The effect of these studies was very successful – major publishers began to re-print works they’d received and ignored throughout history. They started to give female literature all the way from the 18th century to the 1980s – almost 200 years of writing! – a chance to be read again, and they printed many more copies of women’s work.

Even more, several publishers began to singularly dedicate themselves to the publication of female works. Publications like Fireweed and Room of One’s Own prided themselves on the creativity of their women’s work. Anthologies of women’s writing became much more common, and major publishers were backing them and making sure that women everywhere got the chance to read what other women had written.

This explosion of acceptance and goodwill led to a greater scholarly interest in writings by people of different races and creeds and helped shape the multi-coloured book shops we see today. Taboos fell down one by one and literature was re-united with authors – it was no more a club for bearded old men wearing monocles!

The days were finally long gone when women would have to mask their gender in order to get published, and English literature gained a lot from allowing itself to become a field of a thousand peoples from a thousand places. With this explosion of writing came the categorization of works into hundreds of different groups and sub-groups, because everything was so much more diverse and exciting and new.

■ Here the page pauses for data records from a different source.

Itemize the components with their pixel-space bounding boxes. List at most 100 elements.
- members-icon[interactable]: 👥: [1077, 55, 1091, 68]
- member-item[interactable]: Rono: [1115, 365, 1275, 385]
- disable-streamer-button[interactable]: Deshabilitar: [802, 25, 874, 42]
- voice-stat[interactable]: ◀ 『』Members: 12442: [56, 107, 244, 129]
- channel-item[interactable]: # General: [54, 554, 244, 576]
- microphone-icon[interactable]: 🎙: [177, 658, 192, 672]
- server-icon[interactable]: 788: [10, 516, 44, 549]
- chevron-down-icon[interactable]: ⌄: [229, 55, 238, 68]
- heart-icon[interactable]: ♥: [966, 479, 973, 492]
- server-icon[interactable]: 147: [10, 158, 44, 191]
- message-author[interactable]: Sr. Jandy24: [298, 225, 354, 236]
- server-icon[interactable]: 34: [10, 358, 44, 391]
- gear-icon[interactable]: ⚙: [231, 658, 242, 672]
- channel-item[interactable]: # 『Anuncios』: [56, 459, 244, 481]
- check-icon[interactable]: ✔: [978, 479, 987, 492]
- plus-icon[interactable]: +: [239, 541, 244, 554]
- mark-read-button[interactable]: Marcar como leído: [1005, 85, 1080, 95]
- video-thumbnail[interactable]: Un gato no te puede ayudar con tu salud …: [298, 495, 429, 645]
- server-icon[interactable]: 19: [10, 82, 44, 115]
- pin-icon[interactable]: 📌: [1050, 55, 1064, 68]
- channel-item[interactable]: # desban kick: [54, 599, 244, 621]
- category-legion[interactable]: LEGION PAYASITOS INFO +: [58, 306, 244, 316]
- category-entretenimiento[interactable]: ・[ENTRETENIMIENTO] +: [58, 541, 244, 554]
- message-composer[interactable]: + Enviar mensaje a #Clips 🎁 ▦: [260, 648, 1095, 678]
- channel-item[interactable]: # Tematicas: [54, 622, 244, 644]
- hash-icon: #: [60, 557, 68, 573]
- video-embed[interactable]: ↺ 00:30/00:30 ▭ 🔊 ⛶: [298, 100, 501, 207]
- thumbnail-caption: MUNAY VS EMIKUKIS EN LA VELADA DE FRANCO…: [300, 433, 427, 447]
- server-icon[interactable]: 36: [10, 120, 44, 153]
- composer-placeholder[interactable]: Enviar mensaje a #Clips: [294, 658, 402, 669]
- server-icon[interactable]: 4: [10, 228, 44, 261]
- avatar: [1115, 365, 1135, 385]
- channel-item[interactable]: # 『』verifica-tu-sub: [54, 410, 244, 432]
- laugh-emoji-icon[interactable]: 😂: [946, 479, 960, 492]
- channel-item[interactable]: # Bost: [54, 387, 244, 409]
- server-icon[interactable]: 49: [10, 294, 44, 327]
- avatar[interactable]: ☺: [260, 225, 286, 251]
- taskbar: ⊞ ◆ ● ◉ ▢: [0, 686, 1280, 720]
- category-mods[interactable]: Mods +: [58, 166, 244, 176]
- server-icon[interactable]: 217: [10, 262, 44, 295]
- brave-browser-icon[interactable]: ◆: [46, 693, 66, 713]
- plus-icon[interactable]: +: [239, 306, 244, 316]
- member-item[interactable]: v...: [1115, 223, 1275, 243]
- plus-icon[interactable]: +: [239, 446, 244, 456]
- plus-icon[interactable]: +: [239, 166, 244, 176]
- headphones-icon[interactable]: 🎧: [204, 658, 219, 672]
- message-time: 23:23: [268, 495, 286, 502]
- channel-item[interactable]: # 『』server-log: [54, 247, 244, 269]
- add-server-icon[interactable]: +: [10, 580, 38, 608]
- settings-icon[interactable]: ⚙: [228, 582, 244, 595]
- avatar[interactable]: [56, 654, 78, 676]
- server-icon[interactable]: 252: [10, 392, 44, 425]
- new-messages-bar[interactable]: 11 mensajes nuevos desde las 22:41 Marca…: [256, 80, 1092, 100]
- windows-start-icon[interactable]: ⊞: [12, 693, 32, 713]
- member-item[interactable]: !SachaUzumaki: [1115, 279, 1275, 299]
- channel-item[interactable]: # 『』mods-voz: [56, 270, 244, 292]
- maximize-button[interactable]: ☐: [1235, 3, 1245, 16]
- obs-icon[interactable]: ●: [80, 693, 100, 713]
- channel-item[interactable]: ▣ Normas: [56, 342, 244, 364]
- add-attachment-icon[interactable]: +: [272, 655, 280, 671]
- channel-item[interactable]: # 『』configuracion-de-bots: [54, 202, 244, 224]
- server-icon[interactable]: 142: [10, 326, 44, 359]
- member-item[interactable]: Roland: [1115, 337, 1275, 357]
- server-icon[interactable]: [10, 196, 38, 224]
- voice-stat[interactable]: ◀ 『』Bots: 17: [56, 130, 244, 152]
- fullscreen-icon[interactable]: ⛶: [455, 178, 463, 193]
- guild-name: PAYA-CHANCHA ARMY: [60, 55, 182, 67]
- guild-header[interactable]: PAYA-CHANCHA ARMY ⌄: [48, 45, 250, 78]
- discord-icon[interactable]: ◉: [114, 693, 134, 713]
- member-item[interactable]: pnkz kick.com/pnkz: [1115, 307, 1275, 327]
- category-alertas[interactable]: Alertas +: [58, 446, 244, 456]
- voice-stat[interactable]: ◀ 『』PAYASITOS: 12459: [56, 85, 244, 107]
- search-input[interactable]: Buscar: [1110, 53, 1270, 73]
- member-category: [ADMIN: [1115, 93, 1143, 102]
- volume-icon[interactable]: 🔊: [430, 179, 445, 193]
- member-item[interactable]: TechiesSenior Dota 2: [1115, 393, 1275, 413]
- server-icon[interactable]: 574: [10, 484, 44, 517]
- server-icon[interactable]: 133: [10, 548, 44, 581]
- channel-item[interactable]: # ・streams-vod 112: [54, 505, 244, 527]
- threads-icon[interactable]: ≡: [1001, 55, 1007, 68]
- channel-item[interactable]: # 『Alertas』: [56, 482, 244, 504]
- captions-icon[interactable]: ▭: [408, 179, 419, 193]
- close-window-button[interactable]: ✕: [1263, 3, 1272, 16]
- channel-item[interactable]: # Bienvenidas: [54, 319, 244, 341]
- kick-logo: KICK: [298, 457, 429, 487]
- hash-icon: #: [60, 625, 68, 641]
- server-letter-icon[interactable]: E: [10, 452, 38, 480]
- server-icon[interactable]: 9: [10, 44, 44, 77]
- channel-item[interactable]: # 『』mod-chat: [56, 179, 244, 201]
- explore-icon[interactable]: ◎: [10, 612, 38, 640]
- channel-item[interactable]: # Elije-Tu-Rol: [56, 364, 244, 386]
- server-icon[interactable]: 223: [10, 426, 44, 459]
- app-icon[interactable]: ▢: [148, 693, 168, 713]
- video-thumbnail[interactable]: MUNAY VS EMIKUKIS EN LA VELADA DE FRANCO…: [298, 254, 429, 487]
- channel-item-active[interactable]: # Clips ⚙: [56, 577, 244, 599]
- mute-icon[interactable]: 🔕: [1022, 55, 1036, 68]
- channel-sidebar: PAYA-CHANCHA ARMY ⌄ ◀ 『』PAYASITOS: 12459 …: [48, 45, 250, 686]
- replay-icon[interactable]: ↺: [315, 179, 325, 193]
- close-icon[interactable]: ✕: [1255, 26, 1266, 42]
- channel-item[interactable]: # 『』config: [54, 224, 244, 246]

The stage was set for a writer from a less heralded group to come and sweep the stages of literature. Cue financially-stricken single mother JK Rowling and her little story about a wizard. Today, she is a billionaire and her books have inspired millions across tens of different languages. She is the most successful female writer ever, and her work is one of the most iconic in history, across all genres.

The emancipation of women is a movement across every single field and every single profession, but none more than so creative arts, and women have, and will continue to excel in literature.